Working papers
- Extrapolation of Treatment Effect Estimates Across Contexts and Policies: An Application to Cash Transfer Experiments, March 2024
- Predicting the effects of a new policy often relies on existing evidence of the same policy in other contexts. Such cross-context extrapolation yields accurate predictions if local factors are orthogonal to the policy effects. When the policy effects are heterogeneous in local factors, however, one can alternatively make predictions using adjacent policies within the same context, thereby holding local factors constant. I examine this trade-off between extrapolation across contexts and policies, using cash transfer programs in Malawi and Morocco. By predicting the treatment effect of Moroccan CCTs on school enrollment rates with either Malawian CCTs or Moroccan labeled cash transfers (LCTs), I show that predictions based on the Moroccan LCTs are more accurate than the Malawian CCTs. Through the lens of my structural model, I find that perceived returns to schooling relative to outside options explain the prediction differences. My model also suggests that differences in the underlying mechanisms between the Malawian and Moroccan CCTs are reflected in the cross-contexts variation of the relative returns.

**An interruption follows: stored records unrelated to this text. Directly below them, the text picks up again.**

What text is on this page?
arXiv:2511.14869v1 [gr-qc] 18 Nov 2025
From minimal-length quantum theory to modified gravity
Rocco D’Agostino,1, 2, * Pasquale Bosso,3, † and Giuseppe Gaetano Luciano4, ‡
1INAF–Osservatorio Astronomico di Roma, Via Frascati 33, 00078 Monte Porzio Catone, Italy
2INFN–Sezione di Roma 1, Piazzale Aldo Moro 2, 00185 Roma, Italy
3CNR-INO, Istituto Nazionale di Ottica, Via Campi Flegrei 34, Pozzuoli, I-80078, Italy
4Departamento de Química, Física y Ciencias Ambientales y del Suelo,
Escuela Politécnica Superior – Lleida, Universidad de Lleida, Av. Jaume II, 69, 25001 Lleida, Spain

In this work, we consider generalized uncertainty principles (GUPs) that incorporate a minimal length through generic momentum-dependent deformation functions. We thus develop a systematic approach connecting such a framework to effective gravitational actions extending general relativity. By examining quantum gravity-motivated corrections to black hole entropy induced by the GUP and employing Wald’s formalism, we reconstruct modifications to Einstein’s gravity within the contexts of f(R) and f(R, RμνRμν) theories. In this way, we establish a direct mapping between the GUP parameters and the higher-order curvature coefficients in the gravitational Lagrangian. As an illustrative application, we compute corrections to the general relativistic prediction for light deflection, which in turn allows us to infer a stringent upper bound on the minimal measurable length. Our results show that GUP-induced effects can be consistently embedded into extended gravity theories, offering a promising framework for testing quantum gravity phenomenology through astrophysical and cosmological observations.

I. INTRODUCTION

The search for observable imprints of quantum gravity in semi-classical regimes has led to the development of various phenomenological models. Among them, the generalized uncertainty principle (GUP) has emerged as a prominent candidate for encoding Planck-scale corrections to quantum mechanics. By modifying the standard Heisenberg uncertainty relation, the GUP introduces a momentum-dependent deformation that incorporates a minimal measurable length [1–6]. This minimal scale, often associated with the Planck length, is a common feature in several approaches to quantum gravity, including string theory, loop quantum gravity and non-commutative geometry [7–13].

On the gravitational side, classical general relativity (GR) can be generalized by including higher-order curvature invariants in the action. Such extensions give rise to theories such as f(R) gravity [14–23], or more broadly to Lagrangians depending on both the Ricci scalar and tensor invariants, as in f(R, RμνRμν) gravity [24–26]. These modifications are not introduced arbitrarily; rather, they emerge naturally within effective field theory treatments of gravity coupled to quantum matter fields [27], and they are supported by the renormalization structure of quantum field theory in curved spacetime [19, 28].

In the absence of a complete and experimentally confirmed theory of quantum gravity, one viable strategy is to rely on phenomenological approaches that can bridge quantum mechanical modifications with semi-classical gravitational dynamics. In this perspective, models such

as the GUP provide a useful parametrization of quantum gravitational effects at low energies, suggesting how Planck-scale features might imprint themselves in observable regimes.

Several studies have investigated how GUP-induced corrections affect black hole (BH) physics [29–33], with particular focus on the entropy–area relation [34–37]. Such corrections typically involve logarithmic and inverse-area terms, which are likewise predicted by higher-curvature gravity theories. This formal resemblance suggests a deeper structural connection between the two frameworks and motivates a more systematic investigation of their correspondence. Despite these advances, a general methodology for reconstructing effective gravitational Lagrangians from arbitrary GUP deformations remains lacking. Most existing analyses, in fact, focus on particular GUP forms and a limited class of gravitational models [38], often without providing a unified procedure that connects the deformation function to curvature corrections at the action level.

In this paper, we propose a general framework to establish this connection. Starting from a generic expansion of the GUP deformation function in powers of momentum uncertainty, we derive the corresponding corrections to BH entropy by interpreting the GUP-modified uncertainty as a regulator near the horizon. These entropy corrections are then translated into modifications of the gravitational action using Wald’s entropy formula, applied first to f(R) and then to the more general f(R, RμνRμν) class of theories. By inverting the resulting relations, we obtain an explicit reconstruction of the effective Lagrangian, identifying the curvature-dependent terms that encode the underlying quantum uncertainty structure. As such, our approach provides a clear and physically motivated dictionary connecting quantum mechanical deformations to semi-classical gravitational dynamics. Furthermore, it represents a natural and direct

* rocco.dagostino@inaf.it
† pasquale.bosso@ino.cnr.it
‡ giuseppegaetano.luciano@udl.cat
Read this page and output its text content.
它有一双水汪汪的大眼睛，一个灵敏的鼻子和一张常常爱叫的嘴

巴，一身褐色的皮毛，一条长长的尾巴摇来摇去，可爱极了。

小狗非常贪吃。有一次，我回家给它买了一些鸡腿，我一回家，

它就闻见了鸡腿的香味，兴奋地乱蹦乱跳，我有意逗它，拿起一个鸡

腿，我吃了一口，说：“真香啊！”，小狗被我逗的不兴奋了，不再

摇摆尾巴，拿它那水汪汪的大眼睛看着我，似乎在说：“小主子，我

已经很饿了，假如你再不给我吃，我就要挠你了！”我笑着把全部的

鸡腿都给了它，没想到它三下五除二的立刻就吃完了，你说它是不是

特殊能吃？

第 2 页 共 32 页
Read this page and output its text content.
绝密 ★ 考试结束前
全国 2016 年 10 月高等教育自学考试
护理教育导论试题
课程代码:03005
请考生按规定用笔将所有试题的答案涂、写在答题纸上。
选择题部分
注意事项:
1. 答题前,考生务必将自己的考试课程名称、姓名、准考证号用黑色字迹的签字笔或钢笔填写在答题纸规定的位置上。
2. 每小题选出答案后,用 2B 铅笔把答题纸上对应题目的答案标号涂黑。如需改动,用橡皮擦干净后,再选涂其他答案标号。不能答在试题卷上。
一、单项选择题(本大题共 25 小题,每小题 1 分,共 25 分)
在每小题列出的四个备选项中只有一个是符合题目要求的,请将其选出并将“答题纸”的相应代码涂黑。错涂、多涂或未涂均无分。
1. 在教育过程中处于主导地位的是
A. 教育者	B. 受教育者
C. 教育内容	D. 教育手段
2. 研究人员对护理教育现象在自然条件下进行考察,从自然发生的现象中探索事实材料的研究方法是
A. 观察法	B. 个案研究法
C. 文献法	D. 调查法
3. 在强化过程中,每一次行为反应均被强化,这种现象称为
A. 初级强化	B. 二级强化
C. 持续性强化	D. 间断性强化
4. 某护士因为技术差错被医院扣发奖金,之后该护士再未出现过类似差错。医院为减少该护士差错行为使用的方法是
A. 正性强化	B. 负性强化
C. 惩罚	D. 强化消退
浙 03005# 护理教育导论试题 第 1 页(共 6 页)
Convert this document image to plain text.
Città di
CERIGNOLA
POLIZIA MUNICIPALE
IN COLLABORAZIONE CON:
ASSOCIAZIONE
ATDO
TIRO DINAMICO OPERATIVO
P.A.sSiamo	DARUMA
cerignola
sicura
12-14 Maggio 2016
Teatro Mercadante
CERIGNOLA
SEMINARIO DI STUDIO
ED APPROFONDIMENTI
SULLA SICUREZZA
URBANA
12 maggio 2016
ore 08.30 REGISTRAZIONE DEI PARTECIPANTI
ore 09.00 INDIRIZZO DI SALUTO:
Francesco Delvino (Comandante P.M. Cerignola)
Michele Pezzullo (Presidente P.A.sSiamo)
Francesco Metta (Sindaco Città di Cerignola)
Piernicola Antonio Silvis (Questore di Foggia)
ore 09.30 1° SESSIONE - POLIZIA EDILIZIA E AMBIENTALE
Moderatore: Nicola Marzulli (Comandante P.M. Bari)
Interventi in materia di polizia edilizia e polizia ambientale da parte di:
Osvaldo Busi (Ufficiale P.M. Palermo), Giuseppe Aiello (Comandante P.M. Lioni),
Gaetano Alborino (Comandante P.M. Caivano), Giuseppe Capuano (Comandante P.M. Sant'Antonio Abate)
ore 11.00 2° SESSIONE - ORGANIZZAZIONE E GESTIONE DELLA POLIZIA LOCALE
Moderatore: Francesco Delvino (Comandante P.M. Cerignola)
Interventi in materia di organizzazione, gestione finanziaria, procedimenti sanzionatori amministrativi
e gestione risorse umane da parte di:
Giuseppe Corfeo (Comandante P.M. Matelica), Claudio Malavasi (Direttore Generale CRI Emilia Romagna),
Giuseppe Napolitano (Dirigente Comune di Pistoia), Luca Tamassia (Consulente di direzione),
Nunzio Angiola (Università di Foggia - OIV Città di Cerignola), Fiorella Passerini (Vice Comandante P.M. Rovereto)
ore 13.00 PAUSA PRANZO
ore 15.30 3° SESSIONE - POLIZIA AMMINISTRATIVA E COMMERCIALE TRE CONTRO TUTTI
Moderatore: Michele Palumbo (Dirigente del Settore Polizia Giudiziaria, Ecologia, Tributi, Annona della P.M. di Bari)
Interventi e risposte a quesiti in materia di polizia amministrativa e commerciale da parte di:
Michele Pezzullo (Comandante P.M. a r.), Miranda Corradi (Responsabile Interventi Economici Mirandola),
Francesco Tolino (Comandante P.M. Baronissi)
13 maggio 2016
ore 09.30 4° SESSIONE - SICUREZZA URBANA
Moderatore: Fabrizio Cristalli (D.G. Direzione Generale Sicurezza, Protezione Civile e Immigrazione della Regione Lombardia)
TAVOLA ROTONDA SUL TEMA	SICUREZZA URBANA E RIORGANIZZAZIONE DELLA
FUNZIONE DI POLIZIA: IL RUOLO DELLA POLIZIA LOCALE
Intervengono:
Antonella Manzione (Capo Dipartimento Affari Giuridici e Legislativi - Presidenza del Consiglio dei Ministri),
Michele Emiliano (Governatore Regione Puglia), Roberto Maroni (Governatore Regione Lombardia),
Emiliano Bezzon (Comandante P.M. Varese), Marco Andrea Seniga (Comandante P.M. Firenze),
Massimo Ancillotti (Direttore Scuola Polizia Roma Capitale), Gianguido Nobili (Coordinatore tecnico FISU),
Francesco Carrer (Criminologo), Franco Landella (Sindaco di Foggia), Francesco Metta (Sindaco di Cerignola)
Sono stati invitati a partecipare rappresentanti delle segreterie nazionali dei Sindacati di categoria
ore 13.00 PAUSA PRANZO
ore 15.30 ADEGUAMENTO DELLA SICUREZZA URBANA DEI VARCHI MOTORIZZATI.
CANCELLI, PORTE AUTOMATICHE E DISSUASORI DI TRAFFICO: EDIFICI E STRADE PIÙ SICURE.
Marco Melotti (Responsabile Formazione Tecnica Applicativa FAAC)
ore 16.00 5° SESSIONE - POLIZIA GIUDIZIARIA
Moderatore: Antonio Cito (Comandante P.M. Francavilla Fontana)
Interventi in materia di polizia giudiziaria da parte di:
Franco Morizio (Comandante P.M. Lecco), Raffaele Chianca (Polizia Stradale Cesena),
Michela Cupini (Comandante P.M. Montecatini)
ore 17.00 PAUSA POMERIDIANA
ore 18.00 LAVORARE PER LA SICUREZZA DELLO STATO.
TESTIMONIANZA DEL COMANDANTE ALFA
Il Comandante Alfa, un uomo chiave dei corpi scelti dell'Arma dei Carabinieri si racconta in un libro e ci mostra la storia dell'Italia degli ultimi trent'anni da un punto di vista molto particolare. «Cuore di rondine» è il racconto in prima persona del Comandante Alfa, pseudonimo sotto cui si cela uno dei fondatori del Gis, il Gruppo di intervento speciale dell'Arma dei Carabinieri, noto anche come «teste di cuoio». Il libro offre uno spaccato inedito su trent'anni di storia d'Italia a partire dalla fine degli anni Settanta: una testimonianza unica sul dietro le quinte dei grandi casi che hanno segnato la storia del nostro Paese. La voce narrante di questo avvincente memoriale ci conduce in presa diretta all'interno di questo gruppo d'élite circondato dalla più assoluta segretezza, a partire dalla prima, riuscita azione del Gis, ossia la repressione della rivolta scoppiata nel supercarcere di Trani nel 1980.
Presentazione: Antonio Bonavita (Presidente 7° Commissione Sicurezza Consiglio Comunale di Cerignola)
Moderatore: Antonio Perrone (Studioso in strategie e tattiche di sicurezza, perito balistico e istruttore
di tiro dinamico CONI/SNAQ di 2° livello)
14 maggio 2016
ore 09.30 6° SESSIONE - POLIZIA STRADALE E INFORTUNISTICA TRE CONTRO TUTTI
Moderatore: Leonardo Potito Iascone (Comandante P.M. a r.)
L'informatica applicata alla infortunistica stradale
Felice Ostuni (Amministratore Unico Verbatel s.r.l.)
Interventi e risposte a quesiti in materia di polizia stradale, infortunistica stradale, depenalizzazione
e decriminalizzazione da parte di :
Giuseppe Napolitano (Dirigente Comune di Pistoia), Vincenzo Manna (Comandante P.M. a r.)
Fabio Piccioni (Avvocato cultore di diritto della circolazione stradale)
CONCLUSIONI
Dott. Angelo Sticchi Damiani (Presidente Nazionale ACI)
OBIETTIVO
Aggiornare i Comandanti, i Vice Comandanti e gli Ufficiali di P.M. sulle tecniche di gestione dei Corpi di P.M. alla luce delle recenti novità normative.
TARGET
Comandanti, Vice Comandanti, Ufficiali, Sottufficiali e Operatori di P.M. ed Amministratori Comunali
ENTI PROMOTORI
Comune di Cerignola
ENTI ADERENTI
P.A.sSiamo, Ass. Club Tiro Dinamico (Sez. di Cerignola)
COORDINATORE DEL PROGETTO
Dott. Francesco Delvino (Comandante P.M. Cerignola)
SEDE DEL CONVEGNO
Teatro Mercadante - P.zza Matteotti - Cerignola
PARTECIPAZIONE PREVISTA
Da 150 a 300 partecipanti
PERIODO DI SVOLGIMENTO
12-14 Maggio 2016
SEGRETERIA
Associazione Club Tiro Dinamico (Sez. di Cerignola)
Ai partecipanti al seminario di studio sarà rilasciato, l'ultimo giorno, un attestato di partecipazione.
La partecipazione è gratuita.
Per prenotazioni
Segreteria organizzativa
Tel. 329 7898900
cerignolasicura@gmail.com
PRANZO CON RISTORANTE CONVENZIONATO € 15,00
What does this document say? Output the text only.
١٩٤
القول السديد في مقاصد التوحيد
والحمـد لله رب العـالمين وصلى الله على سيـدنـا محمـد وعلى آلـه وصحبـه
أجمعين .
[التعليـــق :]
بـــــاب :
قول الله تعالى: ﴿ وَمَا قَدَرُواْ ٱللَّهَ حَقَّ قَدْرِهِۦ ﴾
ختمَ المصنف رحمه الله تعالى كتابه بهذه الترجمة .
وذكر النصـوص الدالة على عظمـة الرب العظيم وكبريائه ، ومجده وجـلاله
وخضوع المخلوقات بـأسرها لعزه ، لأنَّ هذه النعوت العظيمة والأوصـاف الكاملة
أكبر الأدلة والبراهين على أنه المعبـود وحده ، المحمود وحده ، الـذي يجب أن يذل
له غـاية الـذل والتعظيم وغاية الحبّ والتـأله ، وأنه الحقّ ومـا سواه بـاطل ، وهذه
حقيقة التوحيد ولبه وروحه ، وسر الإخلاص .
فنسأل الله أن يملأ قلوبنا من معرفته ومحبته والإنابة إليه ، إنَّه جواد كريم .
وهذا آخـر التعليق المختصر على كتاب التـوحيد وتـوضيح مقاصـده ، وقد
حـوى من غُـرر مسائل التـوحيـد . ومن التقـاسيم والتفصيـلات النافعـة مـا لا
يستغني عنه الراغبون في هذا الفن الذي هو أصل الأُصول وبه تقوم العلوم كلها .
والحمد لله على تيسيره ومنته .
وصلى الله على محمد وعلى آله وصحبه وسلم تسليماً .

- How the Political Power of Teacher Unions Affects Education (joint with Eduardo Campillo Betancourt), June 2024
- Teacher unions play an important role in determining the quality of public education, especially when they have political power. However, the effects of teacher unions on education are theoretically ambiguous and empirical evidence is limited, particularly in developing countries. This paper studies how politically powerful teacher unions affect public education, focusing on the largest corporatist teacher union in Mexico and a performance-pay program regarded as an union’s patronage tool for rewarding teachers based on their electoral support. We show that the number of public secondary school teachers who got promoted in the program increased in the municipalities supporting the union-affiliated candidate during the 2006 presidential election, compared to less supportive municipalities, after that election. However, we also show that the increased promotion was not associated with improved learning outcomes. Combined with robustness checks, our results suggest that the implementation of the program was distorted when the union gained political influence through the alliance with the ruling party.